В течение нескольких месяцев ее муж, брат и мать один за другим покинули Францию. Она же упрямо оставалась рядом со своим отцом-поэтом, чтобы оберегать его. Решила ли она, что он уже ничем не рискует? Верила ли, что обеспечила ему благополучное существование? Боялась оставить его в одиночестве или же видела, что он, по своему обыкновению, совершенно доволен жизнью?
Короче, она пустилась в авантюру. Впрочем, если судить по ходу войны, это не грозило ей особыми неприятностями. Она уже была в Алжире и рассчитывала вместе со своей матерью как можно скорее присоединиться ко мне в Лондоне.
Женевьева была из тех людей, что медлят испытать какое-либо чувство, а испытав, уже не меняются в нем. Они неспособны вообразить себе, что другие могут измениться. За несколько месяцев я преодолел горы и долины, и у меня были все причины не желать появления в моей лондонской жизни этих воскресших свидетелей иного существования. Я решил отговорить Женевьеву. И совершил тяжкую ошибку. Нельзя совать пальцы в нити судьбы, полагая, будто сможешь их расправить.

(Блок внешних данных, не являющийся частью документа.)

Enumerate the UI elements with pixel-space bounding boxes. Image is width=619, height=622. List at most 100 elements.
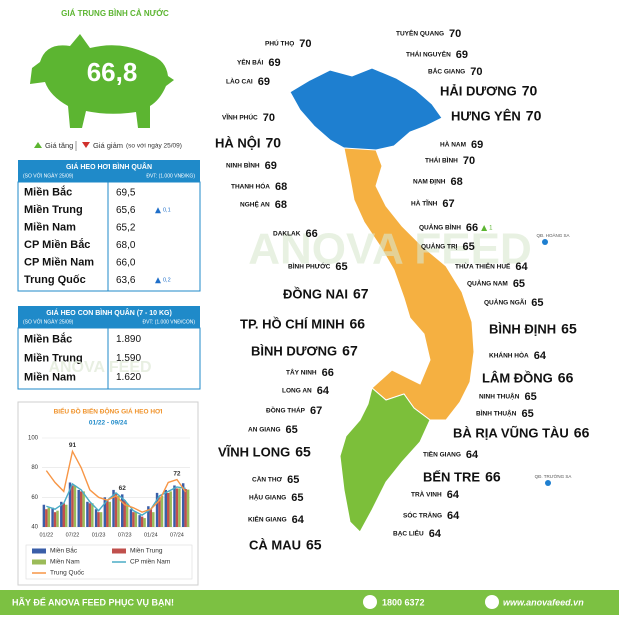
- province-price: 64: [317, 385, 330, 397]
- legend-label: Miền Bắc: [50, 546, 78, 555]
- bar: [68, 482, 72, 527]
- table-title: GIÁ HEO HƠI BÌNH QUÂN: [66, 162, 152, 171]
- province-name: NAM ĐỊNH: [413, 179, 446, 186]
- province-name: KHÁNH HÒA: [489, 351, 529, 360]
- row-region: Miền Nam: [24, 222, 76, 234]
- table-header: [18, 160, 200, 182]
- province-name: HÀ NỘI: [215, 135, 261, 150]
- table-compare: (SO VỚI NGÀY 25/09): [23, 172, 74, 179]
- bar: [167, 492, 170, 527]
- watermark: ANOVA FEED: [248, 225, 532, 274]
- footer-phone: 1800 6372: [382, 597, 425, 607]
- province-price: 65: [306, 537, 322, 553]
- province-price: 70: [463, 155, 475, 167]
- province-name: KIÊN GIANG: [248, 515, 287, 524]
- province-price: 65: [524, 391, 536, 403]
- row-region: Miền Trung: [24, 352, 83, 364]
- bar: [155, 492, 159, 527]
- province-price: 69: [265, 160, 277, 172]
- bar: [123, 500, 126, 527]
- bar: [138, 515, 141, 527]
- x-tick-label: 01/24: [144, 532, 158, 538]
- bar: [91, 503, 94, 527]
- bar: [77, 489, 80, 527]
- legend-label: Miền Trung: [130, 546, 163, 555]
- province-price: 65: [531, 297, 543, 309]
- bar: [88, 503, 92, 527]
- province-name: THANH HÓA: [231, 182, 270, 191]
- island-label: QĐ. TRƯỜNG SA: [535, 473, 572, 479]
- province-price: 65: [561, 321, 577, 337]
- row-price: 66,0: [116, 257, 136, 268]
- province-name: VĨNH LONG: [218, 444, 290, 459]
- province-name: HÀ NAM: [440, 140, 466, 149]
- bar: [103, 497, 107, 527]
- bar: [112, 489, 115, 527]
- province-name: TIỀN GIANG: [423, 449, 461, 459]
- bar: [53, 512, 57, 527]
- bar: [117, 495, 120, 527]
- legend-note: (so với ngày 25/09): [126, 143, 182, 150]
- province-price: 64: [429, 528, 442, 540]
- watermark: ANOVA FEED: [48, 359, 151, 376]
- province-name: DAKLAK: [273, 231, 301, 238]
- x-tick-label: 01/22: [39, 532, 53, 538]
- province-price: 65: [291, 492, 303, 504]
- bar: [94, 509, 98, 527]
- bar: [114, 492, 118, 527]
- y-tick-label: 100: [28, 436, 39, 442]
- bar: [184, 489, 187, 527]
- province-price: 67: [310, 405, 322, 417]
- row-price: 1.890: [116, 334, 141, 345]
- bar: [73, 485, 77, 527]
- bar: [108, 501, 111, 527]
- legend-label: Miền Nam: [50, 557, 80, 566]
- province-price: 69: [268, 57, 280, 69]
- phone-icon: [363, 595, 377, 609]
- province-name: NINH BÌNH: [226, 161, 260, 170]
- x-tick-label: 07/22: [66, 532, 80, 538]
- province-name: BÌNH DƯƠNG: [251, 343, 337, 358]
- row-price: 63,6: [116, 275, 136, 286]
- table-title: GIÁ HEO CON BÌNH QUÂN (7 - 10 KG): [46, 308, 172, 317]
- province-price: 69: [456, 49, 468, 61]
- province-price: 64: [447, 489, 460, 501]
- province-name: TUYÊN QUANG: [396, 29, 444, 38]
- bar: [160, 495, 164, 527]
- province-price: 65: [286, 424, 298, 436]
- annotation: 62: [119, 485, 127, 492]
- footer-bar: [0, 590, 619, 615]
- row-price: 65,6: [116, 205, 136, 216]
- province-price: 65: [287, 474, 299, 486]
- province-price: 66: [322, 367, 334, 379]
- row-price: 69,5: [116, 187, 136, 198]
- legend-label: CP miền Nam: [130, 557, 170, 566]
- bar: [140, 516, 144, 527]
- header-title: GIÁ TRUNG BÌNH CẢ NƯỚC: [61, 9, 169, 18]
- line-series: [45, 449, 187, 513]
- x-tick-label: 01/23: [92, 532, 106, 538]
- chart-title: BIỂU ĐỒ BIẾN ĐỘNG GIÁ HEO HƠI: [54, 406, 163, 416]
- table-unit: ĐVT: (1.000 VNĐ/KG): [146, 173, 195, 179]
- province-price: 68: [451, 176, 463, 188]
- legend-swatch: [32, 559, 46, 565]
- bar: [121, 494, 124, 527]
- province-name: BÌNH THUẬN: [476, 409, 517, 418]
- row-price: 1.620: [116, 372, 141, 383]
- bar: [97, 512, 100, 527]
- footer-slogan: HÃY ĐỂ ANOVA FEED PHỤC VỤ BẠN!: [12, 596, 174, 607]
- province-name: BẠC LIÊU: [393, 529, 424, 538]
- province-price: 66: [558, 370, 574, 386]
- province-name: CÀ MAU: [249, 537, 301, 552]
- bar: [51, 507, 54, 527]
- web-icon: [485, 595, 499, 609]
- province-name: NGHỆ AN: [240, 200, 270, 209]
- province-price: 66: [485, 469, 501, 485]
- bar: [64, 504, 68, 527]
- y-tick-label: 60: [31, 495, 38, 501]
- bar: [152, 512, 155, 527]
- row-region: CP Miền Bắc: [24, 238, 90, 251]
- bar: [60, 501, 63, 527]
- province-name: BẾN TRE: [423, 469, 480, 484]
- province-name: QUẢNG NGÃI: [484, 298, 526, 307]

Выхлопотав себе задание, я приземлился в Алжире 1 апреля 1944 года. Через три дня, как гром среди ясного неба, вышло постановление английских властей, запрещающее въезжать в Великобританию и выезжать из нее, пока готовилась высадка в Нормандии.
Я попался в западню. Ну почему я не подождал эти три дня? Все бы устроилось по моему желанию. А так я потерял свое место в первом часу битвы, расстался с моей английской любовницей и оказался вынужден жить с той, встречи с которой отчаянно хотел избежать. И мог винить в этом только себя самого.

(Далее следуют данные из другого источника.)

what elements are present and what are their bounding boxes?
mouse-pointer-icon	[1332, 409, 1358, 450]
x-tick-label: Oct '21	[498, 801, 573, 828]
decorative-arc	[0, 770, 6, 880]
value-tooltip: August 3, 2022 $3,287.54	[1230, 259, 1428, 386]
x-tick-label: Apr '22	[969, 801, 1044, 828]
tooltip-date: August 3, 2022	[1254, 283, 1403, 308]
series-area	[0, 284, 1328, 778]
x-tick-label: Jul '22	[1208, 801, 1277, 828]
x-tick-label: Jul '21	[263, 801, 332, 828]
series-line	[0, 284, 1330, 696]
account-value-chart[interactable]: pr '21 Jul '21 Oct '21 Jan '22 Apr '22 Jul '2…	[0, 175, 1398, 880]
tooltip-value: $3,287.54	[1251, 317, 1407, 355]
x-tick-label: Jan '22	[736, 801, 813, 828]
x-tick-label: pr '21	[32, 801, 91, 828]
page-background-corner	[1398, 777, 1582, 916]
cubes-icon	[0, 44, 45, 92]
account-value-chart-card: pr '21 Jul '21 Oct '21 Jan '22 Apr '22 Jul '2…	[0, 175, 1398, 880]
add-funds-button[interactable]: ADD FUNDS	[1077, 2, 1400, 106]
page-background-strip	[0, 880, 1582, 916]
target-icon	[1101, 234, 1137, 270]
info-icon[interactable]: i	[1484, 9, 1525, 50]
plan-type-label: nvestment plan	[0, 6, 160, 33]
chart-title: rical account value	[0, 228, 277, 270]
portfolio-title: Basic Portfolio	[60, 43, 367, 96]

Я ненавидел эти месяцы в Алжире, но на самом деле я ненавидел самого себя. Осаждал пароходные конторы, ссылаясь на важный пост при высадке. Но какое для них имело значение, чей джип первым войдет в Дрё или Понтуаз — мой либо чей-то другой?! Я дошел даже до того, что попытался улететь «авиастопом», и оказался однажды ночью один-одинешенек и дурак дураком на аэродроме Орана, в то время как улетала моя надежда.
В Алжире тогда существовали только материальные трудности и мелкие интриги. У меня остались воспоминания лишь о более или менее костюмированных вечеpax, которые устраивал Дафф Купер, посол Великобритании, и о сделанных из бутылок стаканах, в которых в баре отеля «Алетти», самом элегантном месте Алжира, подавали тяжелое и терпкое вино.
Моей единственной поддержкой в те дни была чета Фор, и наша дружба с каждым днем становилась сильнее. Люс основала там свой журнал «Корабль» и вела его, не без достоинства, на протяжении тридцати лет. К этому изданию она с самого начала привлекла и меня.
Что касается Эдгара, то он всегда оказывался в нужное время в нужном месте, а потому, как можно лучше приспособившись к обстоятельствам, стал помощником управляющего делами при временном правительстве.
Самолет, наконец-то вернувший меня во Францию, плевался маслом над Атлантикой. Только что был освобожден Париж.
Глава 2
Британский battle dress — небесно-голубое кепи французской легкой кавалерии, — для своих вновь обретенных друзей я явился совершенным образом освободителя. Сам же я был несколько разочарован своими приключениями. Я даже не был приписан к какой-либо части. Понадобилось подняться до секретариата генерала де Голля, чтобы вновь обрести свой статус бойца.
Поскольку судьба не дала мне попасть в список героев, я хотел, по крайней мере, оказаться в списке свидетелей. Прекрасный сине-бело-красный приказ сделал меня офицером информационной службы, без точного прикомандирования. Я мог действовать на свой страх и риск и зависел только от себя самого. Свободный электрон.
Моей первой заботой было разъяснить моим соотечественникам, кто такие «свободные французы».
О де Голле знали все: это человек, который в одиночку взялся за микрофон на радио среди бури и скорби. Но его войска?
Когда летом 1943 года, воссоздавая национальную армию, подвели черту, набралось лишь пятьдесят пять тысяч пятьсот добровольцев. Всего-навсего. И это были не только вооруженные силы, но и военная администрация, гражданские службы, дипломаты, служба пропаганды. Всего пятьдесят пять тысяч пятьсот на страну с численностью населения сорок пять миллионов человек. И эта горстка сделала себе имя, мотаясь по всему свету и участвуя во всех боях. И держа вывеску «Франция» на вытянутых руках. Самые храбрые, самые упрямые оказались собраны в первую и на самом деле единственную дивизию Свободной Франции, ДСФ, побывавшую всюду, потерявшую по пути четверть личного состава, но спустя четыре с половиной года все еще продолжавшую сражаться.